To open a database (the same command will create a new database if one of the given name doesn't exist) from the command line in UNIX:

$ sqlite3 /account/web/public/scf/cis.db

This opens up the command-line tool. Here are some example operations to find the tables in the database, get metadata on the tables and then do some basic queries.

.tables
select * from sqlite_master;
select * from authors where name like 'Breiman%';
select * from authorships where author_id="532" or author_id="1141";
select * from articles where id_title="251483";
.exit

Here's how you could do the same thing using a view (a virtual table):

create view fullAuthorInfo as select * from authors join authorships on authorships.author_id = authors.id;
create view fullArticleInfo as select * from articles join fullAuthorInfo on
   articles.id_title=fullAuthorInfo.id_title;
select * from fullArticleInfo where name like 'Breiman%';

To create a table, we start the command line tool with the name we'd like for the database file:

$ sqlite3 test.db

create table mytable(id integer primary key, value text);
insert into mytable(id, value) values(1, 'Michael');
insert into mytable(id, value) values(2, 'Jenny');
insert into mytable(value) values('Francis');
select * from mytable;
.exit

Accessing a database from Python

Using the command-line tool is fine, but you probably want to use a database to store data for use in analyses.
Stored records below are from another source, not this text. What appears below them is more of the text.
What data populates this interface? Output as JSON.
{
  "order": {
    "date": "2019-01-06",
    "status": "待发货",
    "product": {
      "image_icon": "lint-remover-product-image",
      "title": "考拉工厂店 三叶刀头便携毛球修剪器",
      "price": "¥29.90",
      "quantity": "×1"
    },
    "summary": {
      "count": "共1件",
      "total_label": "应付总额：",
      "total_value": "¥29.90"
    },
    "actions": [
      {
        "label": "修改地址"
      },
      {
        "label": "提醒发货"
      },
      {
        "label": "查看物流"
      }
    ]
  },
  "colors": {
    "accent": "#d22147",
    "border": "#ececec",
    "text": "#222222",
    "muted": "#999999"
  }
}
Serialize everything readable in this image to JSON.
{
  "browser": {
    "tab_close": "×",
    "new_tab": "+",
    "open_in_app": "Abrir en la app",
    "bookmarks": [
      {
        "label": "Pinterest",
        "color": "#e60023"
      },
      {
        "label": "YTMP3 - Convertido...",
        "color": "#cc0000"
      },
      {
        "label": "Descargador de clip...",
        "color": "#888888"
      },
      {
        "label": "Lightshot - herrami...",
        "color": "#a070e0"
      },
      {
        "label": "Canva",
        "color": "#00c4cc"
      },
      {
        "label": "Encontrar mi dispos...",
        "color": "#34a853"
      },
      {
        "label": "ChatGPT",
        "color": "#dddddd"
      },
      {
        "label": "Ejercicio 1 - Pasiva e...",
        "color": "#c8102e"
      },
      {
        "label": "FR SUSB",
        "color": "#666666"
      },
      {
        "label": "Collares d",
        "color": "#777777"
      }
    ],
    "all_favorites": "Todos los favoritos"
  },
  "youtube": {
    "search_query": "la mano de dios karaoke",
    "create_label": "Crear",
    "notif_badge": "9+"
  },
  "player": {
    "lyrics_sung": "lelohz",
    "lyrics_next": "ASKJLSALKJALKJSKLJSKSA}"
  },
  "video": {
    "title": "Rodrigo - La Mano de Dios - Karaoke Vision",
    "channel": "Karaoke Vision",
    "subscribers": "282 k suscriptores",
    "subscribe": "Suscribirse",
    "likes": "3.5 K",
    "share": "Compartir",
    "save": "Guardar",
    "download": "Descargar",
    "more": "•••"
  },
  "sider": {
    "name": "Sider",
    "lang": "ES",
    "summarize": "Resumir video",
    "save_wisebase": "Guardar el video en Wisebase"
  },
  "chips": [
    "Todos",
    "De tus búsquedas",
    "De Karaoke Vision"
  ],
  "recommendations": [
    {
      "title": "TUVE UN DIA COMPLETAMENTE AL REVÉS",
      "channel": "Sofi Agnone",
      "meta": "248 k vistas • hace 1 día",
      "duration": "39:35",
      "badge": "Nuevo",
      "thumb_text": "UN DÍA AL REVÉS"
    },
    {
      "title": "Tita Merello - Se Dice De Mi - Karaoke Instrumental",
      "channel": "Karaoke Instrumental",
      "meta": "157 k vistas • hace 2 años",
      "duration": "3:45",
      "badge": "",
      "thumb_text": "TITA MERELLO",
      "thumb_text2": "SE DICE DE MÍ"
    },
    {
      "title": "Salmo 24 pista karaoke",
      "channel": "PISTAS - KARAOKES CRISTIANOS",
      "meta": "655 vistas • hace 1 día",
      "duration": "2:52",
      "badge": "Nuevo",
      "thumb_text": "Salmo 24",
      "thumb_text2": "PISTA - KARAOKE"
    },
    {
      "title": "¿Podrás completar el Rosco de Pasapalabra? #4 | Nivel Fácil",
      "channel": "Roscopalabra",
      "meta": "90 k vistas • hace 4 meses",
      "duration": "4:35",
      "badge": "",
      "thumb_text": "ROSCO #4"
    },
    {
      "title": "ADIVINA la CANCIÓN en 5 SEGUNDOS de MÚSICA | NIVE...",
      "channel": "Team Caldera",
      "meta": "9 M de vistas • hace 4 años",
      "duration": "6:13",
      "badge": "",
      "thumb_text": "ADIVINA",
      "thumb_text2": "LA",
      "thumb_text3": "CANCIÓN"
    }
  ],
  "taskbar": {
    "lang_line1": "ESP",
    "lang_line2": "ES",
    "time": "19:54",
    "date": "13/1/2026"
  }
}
For this, accessing the database from Python or R is more useful.

The following script walks through the tables (necessary since the authorship info is not directly available in the 'articles' table) to find the articles by Leo Breiman.

import sqlite3

db = sqlite3.connect("/account/web/public/scf/cis.db")
c = db.cursor()

a_ids = c.execute("select id from authors where name like 'Breiman%'").fetchall()
a_ids = [val[0] for val in a_ids]
a_ids

## [532, 1141]

t_ids = c.execute("select id_title from authorships where author_id in (" + ",".join("?" * len(a_ids)) +
  ")", a_ids).fetchall()
t_ids = [val[0] for val in t_ids]
t_ids

## [593, 1062, 1087, 1089, 1440, 2156, 2580, 2742, 3815, 5797, 6070, 12099, 23041, 27047, 31470, 31746,
## 35905, 41249, 62295, 64763, 75194, 80303, 80307, 82212, 82524, 106148, 109824, 110751, 111842, 123322, 
## 128020, 135085, 135089, 139595, 139596, 139712, 142755, 146230, 147372, 161725, 161777, 161785, 162277, 
## 170853, 173088, 186518, 187886, 192255, 192259, 207937, 212560, 229357, 229362, 242908, 251483]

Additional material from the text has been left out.